Page 2: 3.Kolelitiasis_Kolesistitis

2

Berdasarkan gambaran makroskopik dan komposisi kimianya batu empedu dapat digolongkan dalam tiga kategori besar, yaitu batu kolesterol, batu pigmen coklat dan batu pigmen hitam. Di masyarakat Barat komposisi utama batu empedu adalah kolesterol, sedangkan data di negara kita berdasarkan penelitian di Jakarta terhadap 51 pasien mendapatkan batu pigmen pada 73% pasien dan batu kolesterol hanya 27%. Batu kolesterol umumnya berbentuk oval, multi fokal dan mengandung kolesterol melebihi 70%. Batu kolesterol terbentuk dari lapisan kristal kolesterol berseling dengan mucin glycoproteins. Kristal kolesterol murni bersifat sangat lunak, oleh karenanya protein sangat penting untuk membuat batu kolesterol menjadi lebih keras. Pembentukan batu kolesterol merupakan hasil interaksi antara derajat supersaturasi kolesterol, kandungan lipid dalam empedu dan keseimbangan antara aktifitas zat yang merangsang dan zat yang menghambat pembentukan inti kolesterol. Maka untuk terjadinya kristalisasi kolesterol monohidrat ada tiga defek primer yang terjadi bersamaan, yaitu hipersaturasi kolesterol dalam kandung empedu, percepatan terjadinya kristalisasi kolesterol dan gangguan motilitas kandung empedu. Tabel 1. Faktor risiko pembentukan batu kolesterol Pemakaian kontrasepsi oral Terapi hormon estrogen atau progesteron Obesitas Hipertrigliseridemia Usia lanjut Diet rendah serat Nutrisi parenteral

Batu pigmen hitam memiliki kandungan utama garam kalsium dari bilirubin tak terkonyugasi ditambah sedikit kalsium fosfat. Kondisi dimana degradasi heme meningkat merupakan predisposisi terbentuknya batu pigmen hitam. Terbukti ditemukan prevalensi yang tinggi pada anemia hemolitik kronik seperti anemia sel sabit dan thalasemia. Batu pigmen hitam juga banyak ditemukan pada pasien sirosis hati.

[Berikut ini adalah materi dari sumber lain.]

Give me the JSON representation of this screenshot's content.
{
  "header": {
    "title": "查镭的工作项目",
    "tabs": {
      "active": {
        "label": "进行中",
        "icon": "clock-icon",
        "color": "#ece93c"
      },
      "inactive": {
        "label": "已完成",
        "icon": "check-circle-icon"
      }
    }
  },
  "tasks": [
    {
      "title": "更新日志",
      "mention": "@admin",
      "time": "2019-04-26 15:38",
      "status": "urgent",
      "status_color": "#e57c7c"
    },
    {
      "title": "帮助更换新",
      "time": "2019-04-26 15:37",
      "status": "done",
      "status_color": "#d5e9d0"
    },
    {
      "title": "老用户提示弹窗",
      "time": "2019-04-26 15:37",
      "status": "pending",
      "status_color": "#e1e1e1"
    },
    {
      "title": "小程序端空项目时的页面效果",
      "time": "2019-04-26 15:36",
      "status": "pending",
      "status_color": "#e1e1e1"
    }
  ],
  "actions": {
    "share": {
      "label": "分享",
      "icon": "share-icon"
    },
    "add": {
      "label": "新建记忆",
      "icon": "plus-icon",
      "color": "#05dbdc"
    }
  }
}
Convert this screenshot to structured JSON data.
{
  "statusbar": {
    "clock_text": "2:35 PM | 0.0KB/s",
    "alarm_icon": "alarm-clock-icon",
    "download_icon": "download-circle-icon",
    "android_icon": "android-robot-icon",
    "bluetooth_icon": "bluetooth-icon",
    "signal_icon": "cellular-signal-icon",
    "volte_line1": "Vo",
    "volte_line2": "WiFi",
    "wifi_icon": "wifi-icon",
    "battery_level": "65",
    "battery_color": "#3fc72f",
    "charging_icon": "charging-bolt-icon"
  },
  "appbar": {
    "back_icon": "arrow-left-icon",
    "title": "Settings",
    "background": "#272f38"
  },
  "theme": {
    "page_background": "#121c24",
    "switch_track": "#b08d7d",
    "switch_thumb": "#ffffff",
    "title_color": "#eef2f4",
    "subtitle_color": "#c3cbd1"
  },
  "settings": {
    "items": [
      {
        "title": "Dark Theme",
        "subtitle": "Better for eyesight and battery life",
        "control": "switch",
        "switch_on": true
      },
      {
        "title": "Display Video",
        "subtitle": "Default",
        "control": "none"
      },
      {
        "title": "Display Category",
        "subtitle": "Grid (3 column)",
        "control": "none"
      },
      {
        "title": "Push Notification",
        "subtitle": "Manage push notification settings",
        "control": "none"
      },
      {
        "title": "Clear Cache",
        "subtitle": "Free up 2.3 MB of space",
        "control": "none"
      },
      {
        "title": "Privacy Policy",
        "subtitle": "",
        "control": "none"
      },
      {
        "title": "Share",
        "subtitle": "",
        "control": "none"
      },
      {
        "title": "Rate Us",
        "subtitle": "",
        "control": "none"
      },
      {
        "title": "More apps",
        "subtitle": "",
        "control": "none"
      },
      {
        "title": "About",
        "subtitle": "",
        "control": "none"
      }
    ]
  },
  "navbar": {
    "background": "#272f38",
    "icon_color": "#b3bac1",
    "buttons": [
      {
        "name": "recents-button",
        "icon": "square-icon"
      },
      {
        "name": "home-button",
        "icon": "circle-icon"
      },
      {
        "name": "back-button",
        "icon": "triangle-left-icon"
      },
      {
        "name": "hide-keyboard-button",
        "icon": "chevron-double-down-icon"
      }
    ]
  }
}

Selain karena terjadi peningkatan hemolisis akibat hipertensi portal dan splenomegali, juga terdapat peran penurunan kemampuan melarutkan bilirubin tak terkonyugasi akibat sekresi garam empedu yang berkurang. Faktor penting terbentuknya batu pigmen coklat adalah β-glukoronidase produksi dari bakteri, stasis empedu dan penurunan kadar glucaro-1,4 lacton. Infeksi pada saluran empedu, sebagian besar oleh E.coli, akan menghasilkan β-glukoronidase yang dapat memecah konyugasi garam empedu sehingga empedu bersifat lebih asam dan kurang mampu mempertahankan kolesterol dalam bentuk larut. Selain itu infeksi menyebabkan deskuamasi epitel kandung empedu, dimana epitel yang terlepas menjadi inti terbentuknya batu empedu jenis pigmen coklat. Selain karena infeksi bakteri, batu jenis ini dapat pula disebabkan oleh parasit seperti Ascaris lumbricoides atau Clonorchis sinensis. Perjalanan penyakit Spektrum klinis kolelitiasis dapat dibagi dalam tiga tahap yaitu asimtomatik, simtomatik dan penyakit dengan komplikasi. Sebagian besar pasien tidak menunjukkan gejala baik waktu diagnosis ditegakkan maupun selama pemantauan sepanjang hidupnya. Lamanya proses pembentukan batu sendiri sangat bervariasi. Umumnya proses tersebut berlangsung lambat, tetapi dalam beberapa kondisi bisa lebih cepat, seperti pasien yang mendapat nutrisi parenteral

Page 3: 3.Kolelitiasis_Kolesistitis

3

total atau penurunan berat badan yang drastis pada obesitas, dimana batu dapat terbentuk dalam hitungan minggu. Sebuah penelitian terhadap orang Indian Pima yang dikenal memiliki prevalensi batu empedu tinggi melaporkan progresi dari supersaturasi kolesterol sampai terbentuknya batu empedu memerlukan waktu 5 sampai 10 tahun. Studi oleh Wenckert dan kawan-kawan yang mengamati 1307 pasien dengan batu empedu selama 20 tahun menyimpulkan bahwa 50% pasien tetap asimtomatik, 30% mengalami kolik bilier dan 20% mengalami komplikasi. Penelitian lain dikerjakan oleh Gracie terhadap kohort 123 pasien batu empedu asimtomatik. Ternyata onset kolik bilier baru terjadi sebanyak 2% per tahun dalam 5 tahun pertama, 15% selama 10 tahun dan 18% selama 15 tahun. Tiga pasien ( 2% ) mengalami komplikasi yang sebelumnya diawali kolik bilier. Sejauh mana kaitan batu empedu dengan keganasan sampai saat ini masih menjadi kontroversi. Suatu survei populasi selama 20 tahun mendapatkan kematian akibat penyakit keganasan memang 6,6 kali lebih tinggi pada pengidap batu dibanding mereka yang tidak punya batu empedu. Dari 20 kanker fatal yang dialami pasien-pasien tersebut, 11 adalah kanker sistem gastrointestinal dimana 6 diantaranya kanker kandung empedu atau salurannya. Sebaliknya studi lain yang mengaitkan kanker kolon dengan batu empedu dipertanyakan kesahihannya. Diduga kebetulan saja batu empedu ditemukan karena investigasi pencitraan abdominal dilakukan secara lengkap.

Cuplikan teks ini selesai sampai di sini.